Another that caught my eye was titled Matsyagandhi. This depicted King Shantanu, Satyvati and her father, with the much told storyline being the relinquishment by Bhishma of the throne for the sake of his father’s love for Satyvavati. The artist here, had shown a basket containing fish, which made sense. But what I didn’t quite get was the depiction of a very angry looking rooster in the painting. I wondered if there was some philosophical underpinning to having the bird there.
F M Soofi’s Panther Killing Peacock took me aback for a while. It was, as the title suggests, a picture of a panther killing a peacock, with the bird’s long colourful tail feathers – all crumbled up – also depicted.
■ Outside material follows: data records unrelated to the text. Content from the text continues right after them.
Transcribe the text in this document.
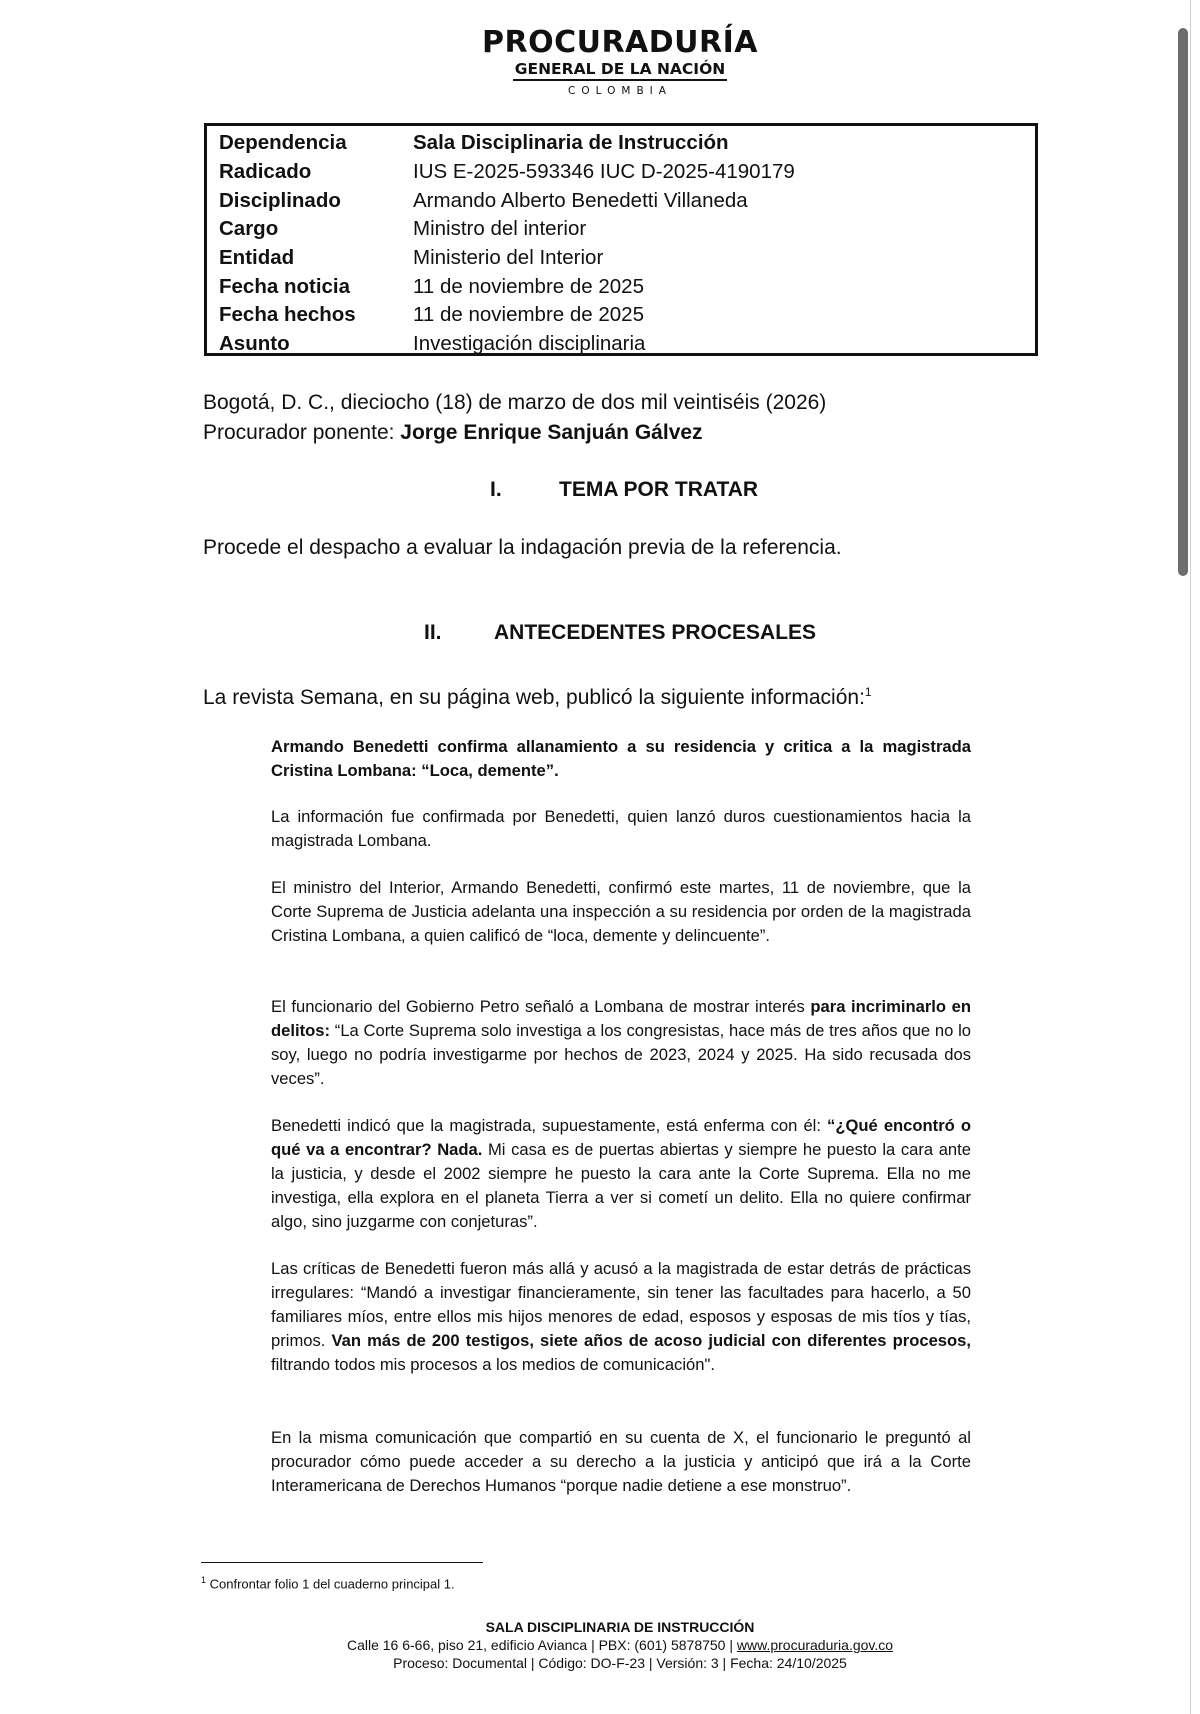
PROCURADURÍA
GENERAL DE LA NACIÓN
COLOMBIA
Dependencia	Sala Disciplinaria de Instrucción
Radicado	IUS E-2025-593346 IUC D-2025-4190179
Disciplinado	Armando Alberto Benedetti Villaneda
Cargo	Ministro del interior
Entidad	Ministerio del Interior
Fecha noticia	11 de noviembre de 2025
Fecha hechos	11 de noviembre de 2025
Asunto	Investigación disciplinaria
Bogotá, D. C., dieciocho (18) de marzo de dos mil veintiséis (2026)
Procurador ponente: Jorge Enrique Sanjuán Gálvez
I.	TEMA POR TRATAR
Procede el despacho a evaluar la indagación previa de la referencia.
II. ANTECEDENTES PROCESALES
La revista Semana, en su página web, publicó la siguiente información:$^1$
Armando Benedetti confirma allanamiento a su residencia y critica a la magistrada Cristina Lombana: “Loca, demente”.
La información fue confirmada por Benedetti, quien lanzó duros cuestionamientos hacia la magistrada Lombana.
El ministro del Interior, Armando Benedetti, confirmó este martes, 11 de noviembre, que la Corte Suprema de Justicia adelanta una inspección a su residencia por orden de la magistrada Cristina Lombana, a quien calificó de “loca, demente y delincuente”.
El funcionario del Gobierno Petro señaló a Lombana de mostrar interés para incriminarlo en delitos: “La Corte Suprema solo investiga a los congresistas, hace más de tres años que no lo soy, luego no podría investigarme por hechos de 2023, 2024 y 2025. Ha sido recusada dos veces”.
Benedetti indicó que la magistrada, supuestamente, está enferma con él: “¿Qué encontró o qué va a encontrar? Nada. Mi casa es de puertas abiertas y siempre he puesto la cara ante la justicia, y desde el 2002 siempre he puesto la cara ante la Corte Suprema. Ella no me investiga, ella explora en el planeta Tierra a ver si cometí un delito. Ella no quiere confirmar algo, sino juzgarme con conjeturas”.
Las críticas de Benedetti fueron más allá y acusó a la magistrada de estar detrás de prácticas irregulares: “Mandó a investigar financieramente, sin tener las facultades para hacerlo, a 50 familiares míos, entre ellos mis hijos menores de edad, esposos y esposas de mis tíos y tías, primos. Van más de 200 testigos, siete años de acoso judicial con diferentes procesos, filtrando todos mis procesos a los medios de comunicación".
En la misma comunicación que compartió en su cuenta de X, el funcionario le preguntó al procurador cómo puede acceder a su derecho a la justicia y anticipó que irá a la Corte Interamericana de Derechos Humanos “porque nadie detiene a ese monstruo”.
$^1$ Confrontar folio 1 del cuaderno principal 1.
SALA DISCIPLINARIA DE INSTRUCCIÓN
Calle 16 6-66, piso 21, edificio Avianca | PBX: (601) 5878750 | www.procuraduria.gov.co
Proceso: Documental | Código: DO-F-23 | Versión: 3 | Fecha: 24/10/2025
I had quite honestly never thought of a peacock this way ever. Preening in all their refulgent glory – that’s what peacocks did in my mind. This alternative story in which they get killed took me a while to get my mind around.
Venkatappa’s Modaka Neivedya to Lord Ganesha made me smile. It showed Ganesha actually accepting the modaka affered to him by the devotee.
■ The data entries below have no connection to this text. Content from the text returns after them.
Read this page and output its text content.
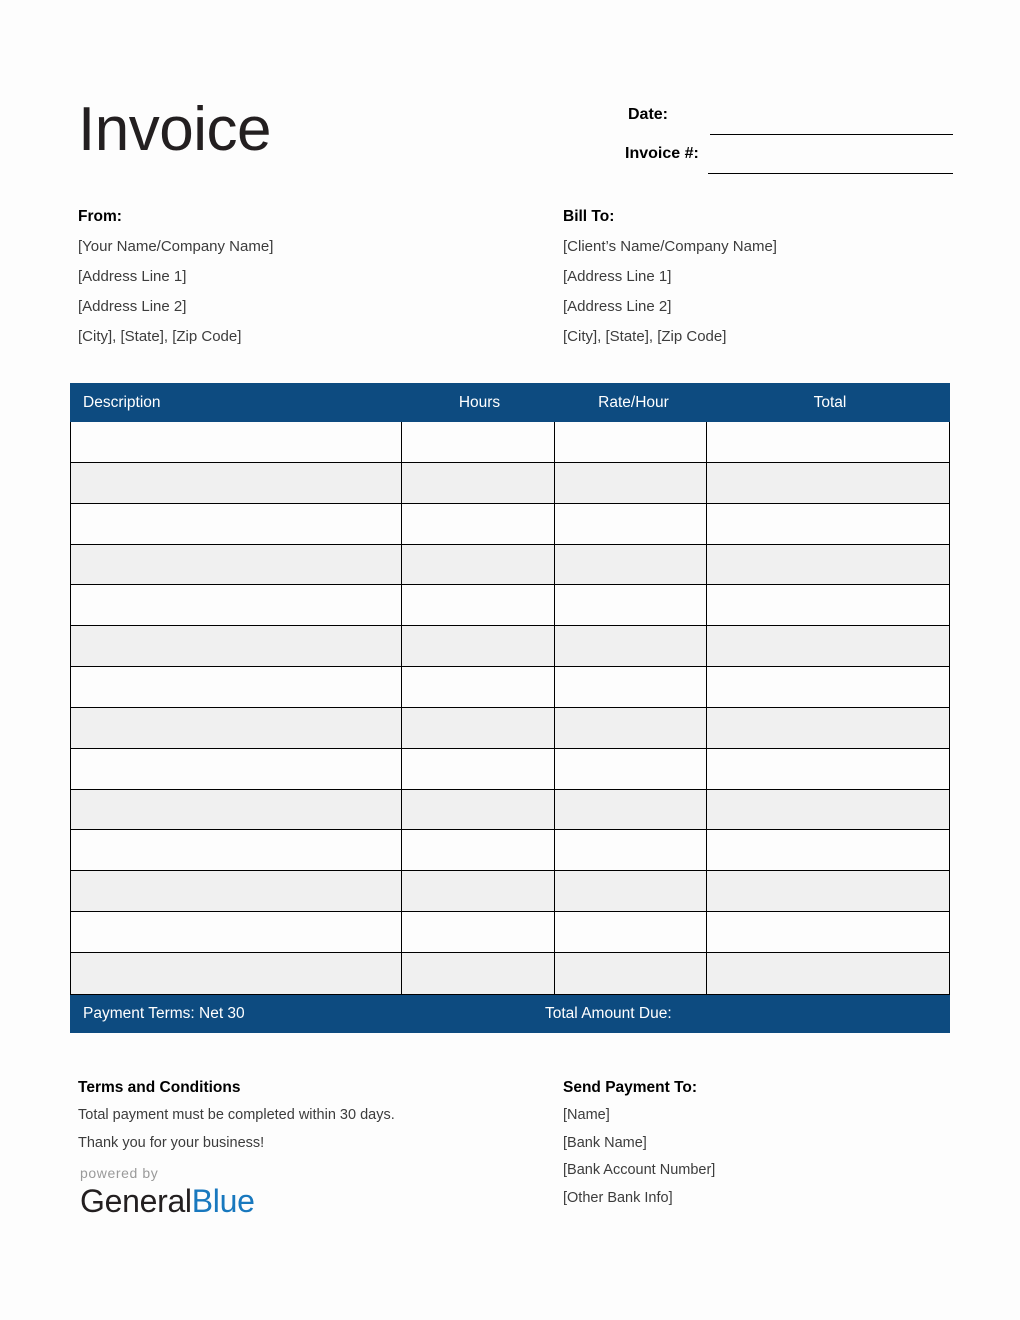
Invoice	Date:
Invoice #:
From:
[Your Name/Company Name]
[Address Line 1]
[Address Line 2]
[City], [State], [Zip Code]
Bill To:
[Client’s Name/Company Name]
[Address Line 1]
[Address Line 2]
[City], [State], [Zip Code]
Description	Hours	Rate/Hour	Total
Payment Terms: Net 30	Total Amount Due:
Terms and Conditions
Total payment must be completed within 30 days.
Thank you for your business!
Send Payment To:
[Name]
[Bank Name]
[Bank Account Number]
[Other Bank Info]
powered by
GeneralBlue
The second floor of the building houses musical instruments – Indian and western. Sitars, veenas, a standing harmonium, harps, a dulcimer, jaltarangs. There is also a separate enclosure that shows musical instruments that Krishnaraja Wodeyar himself played.
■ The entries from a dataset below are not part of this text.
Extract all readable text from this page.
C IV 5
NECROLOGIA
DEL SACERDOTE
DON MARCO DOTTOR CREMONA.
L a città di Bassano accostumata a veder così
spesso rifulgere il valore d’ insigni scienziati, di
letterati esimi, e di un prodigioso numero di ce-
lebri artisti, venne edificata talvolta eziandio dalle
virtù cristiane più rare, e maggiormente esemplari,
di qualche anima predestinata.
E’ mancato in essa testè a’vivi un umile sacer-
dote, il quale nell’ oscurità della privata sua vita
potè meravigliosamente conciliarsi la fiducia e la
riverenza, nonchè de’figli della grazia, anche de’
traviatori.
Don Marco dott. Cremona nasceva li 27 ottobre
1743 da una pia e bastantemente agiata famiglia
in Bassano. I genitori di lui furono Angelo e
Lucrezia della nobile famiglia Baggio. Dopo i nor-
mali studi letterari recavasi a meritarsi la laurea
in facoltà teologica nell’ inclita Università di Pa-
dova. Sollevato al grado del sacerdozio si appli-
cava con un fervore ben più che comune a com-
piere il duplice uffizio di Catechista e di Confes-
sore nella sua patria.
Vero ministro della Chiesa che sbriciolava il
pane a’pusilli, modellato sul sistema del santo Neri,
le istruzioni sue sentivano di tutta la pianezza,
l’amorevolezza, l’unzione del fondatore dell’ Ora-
I really wished the gallery was better maintained. In at least a couple of places the brooms apparently used to clean the place were placed in open view of the visitors. (As an aside, at the Jayalakshmi Vilas, I caught sight of a Colin glass cleaner discreetly tucked away in a corner).
I almost forgot this: there was quite an impressive collection of intricately carved ivory articles in the gallery. There were the usual jewel boxes, combs, animal figurines, the not so usual canon, but two things in particular, caught my eye. One: Fly wisp. I didn’t know this thing was called a fly wisp until today. It is that thing that attendants standing behind the king/queen fan them with. Made me grin really wide. And two: ivory carvings of elephants themselves.
Having said all that, I would still recommend this place to visitors. But one should perhaps go visit the place, having done some research on the Wodeyar kings, Tipu Sultan et al. That is when one wouldn’t feel too lost walking from one installation to another. Pictures of Nala Damayanthi and Salim Anarkali weren’t too lost on me. Those are stories we read growing up. Stories – these are perhaps why we visit art galleries and museums. Yes, there is information. There is knowledge. But unless all that information comes together in the form of a story, our time travel back to those ages would remain meaningless. But then again, gawking at disparate painting installations doesn’t give us a story. A great deal has to do with what we bring to the place. It’s only then we get to take back a story.
As I came out of the gallery, I stood right in front of the palace and the garden which seemed to be freshly tilled. Looking up at this old edifice with whithered paint, I had but one thought in my mind: I wish I was born in a different time to have seen it in its heyday. That must have been a vision to behold.
PS. Will write on the books in a separate post. This post by itself has become a big one.